When the user clicks the button, the workflow fires for that row's record. The user sees the workflow's notification messages (if you've enabled them on each step) as it runs.
Client-side vs. server-side runs
Manual workflows triggered from a button run with the user's browser in the loop. That means:
- The user sees real-time progress messages from each step.
- UI-affecting actions (showing modals, redirecting, copying to clipboard) work the way you'd expect.
- The workflow's runtime is bounded — long-running workflows should still be split into smaller chunks.
Use Show Message for great UX
Manual workflows are the perfect place to use the Show Message action and the per-step notifications.

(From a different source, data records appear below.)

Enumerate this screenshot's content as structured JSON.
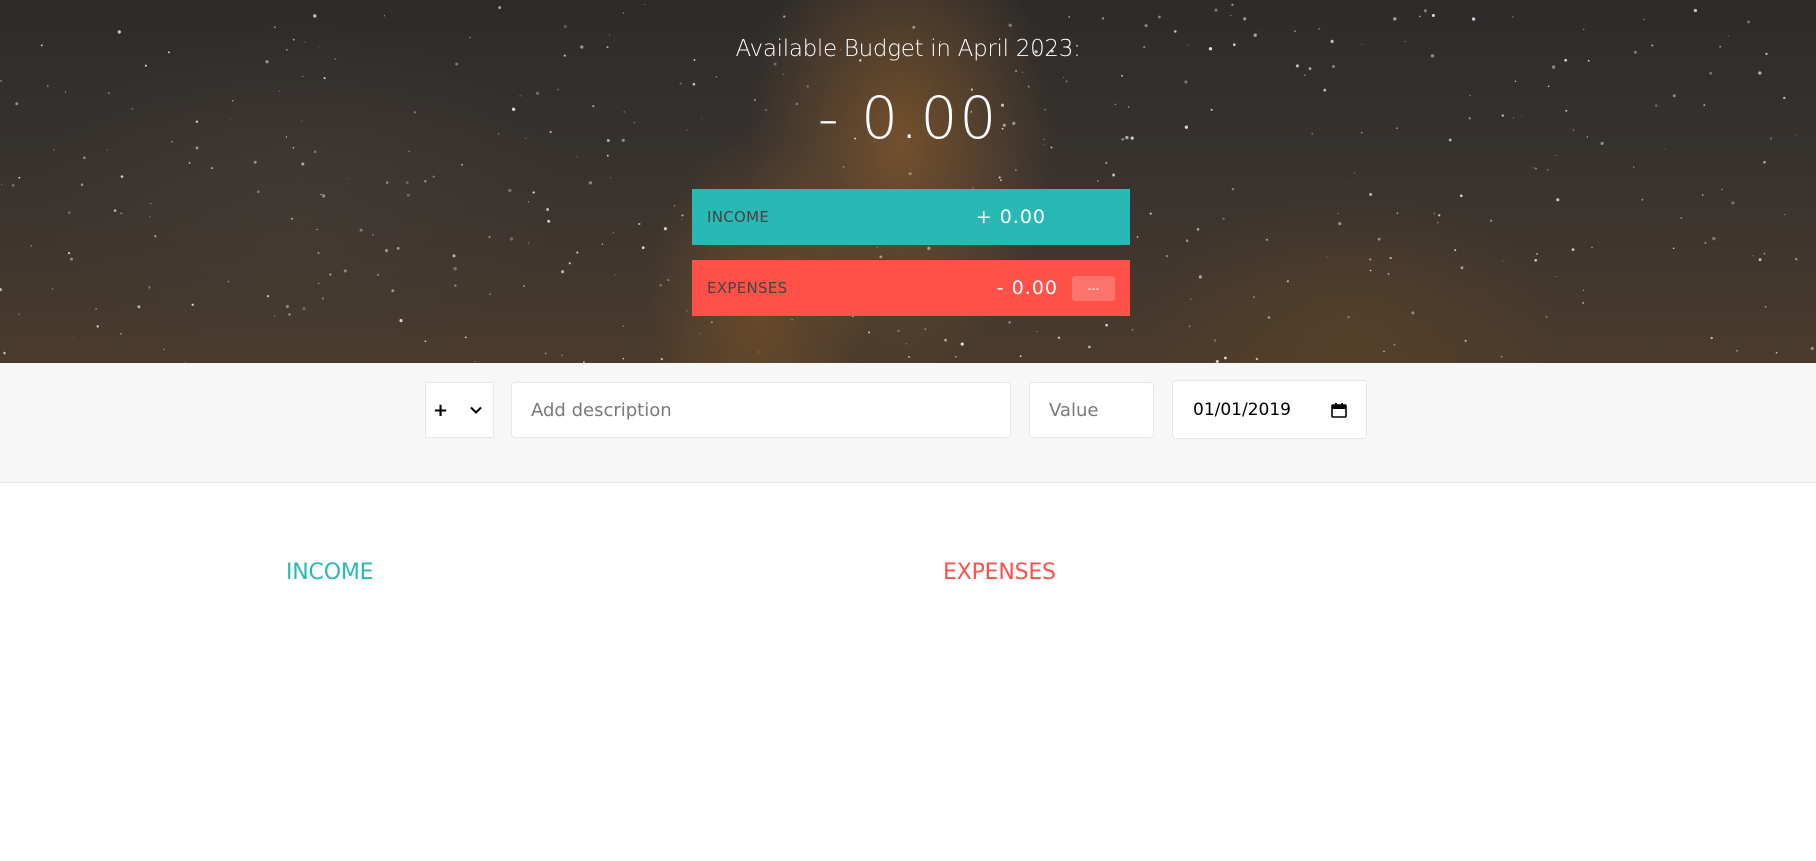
{
  "header": {
    "title": "Available Budget in April 2023:",
    "budget_value": "- 0.00"
  },
  "summary": {
    "income": {
      "label": "INCOME",
      "value": "+ 0.00"
    },
    "expenses": {
      "label": "EXPENSES",
      "value": "- 0.00",
      "percentage": "---"
    }
  },
  "add_form": {
    "type_selected": "+",
    "description_placeholder": "Add description",
    "value_placeholder": "Value",
    "date_value": "01/01/2019"
  },
  "lists": {
    "income_title": "INCOME",
    "expenses_title": "EXPENSES"
  },
  "colors": {
    "income": "#28b9b5",
    "expenses": "#ff5049"
  },
  "icons": {
    "type_dropdown": "chevron-down-icon",
    "date_picker": "calendar-icon"
  }
}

The user clicked a button — they're watching for feedback. Add start/processing/success/error messages so they know the workflow is doing something.
| Step | Message |
|---|---|
| Generate PDF | "Generating your invoice…" → "Invoice ready" |
| Send Email | "Sending email…" → "Email sent" |
| Show Message (final) | "All done! Check your inbox." |
Confirmation prompts before running
For destructive or high-impact actions (mass updates, charging cards, bulk emails), enable the confirmation prompt on the action button. The user is asked "Are you sure?" before the workflow fires — preventing accidental clicks.
Worked examples
Resend invoice
- Trigger: Manual, on Invoices.
- Step 1: Show Message — "Re-sending invoice…"
- Step 2: Create PDF Form — generate the invoice PDF.
- Step 3: Send Email — to the customer with the PDF attached.
- Step 4: Update Record — increment Send Count.
- Page setup: add a "Resend Invoice" action button on the Invoices table that triggers this workflow.
Approve a request
- Trigger: Manual, on Time Off Requests.
- Step 1: Update Record — set Status = Approved, Approved By = logged-in user, Approved At = current date/time.
- Step 2: Send Email — to the requesting employee with their approval.
- Step 3: Slack: Send Channel Message — post the approval to #hr.
- Page setup: add an "Approve" action button (with confirmation) on the manager's request list.
Recalculate totals
- Trigger: Manual, on Invoices.
- Step 1: Lookup Records — find all line items for this invoice.
- Step 2: Run Custom Code — sum up the line items.
- Step 3: Update Record — write the new totals back to the invoice.
- Page setup: add a "Recalculate" button on the invoice detail page.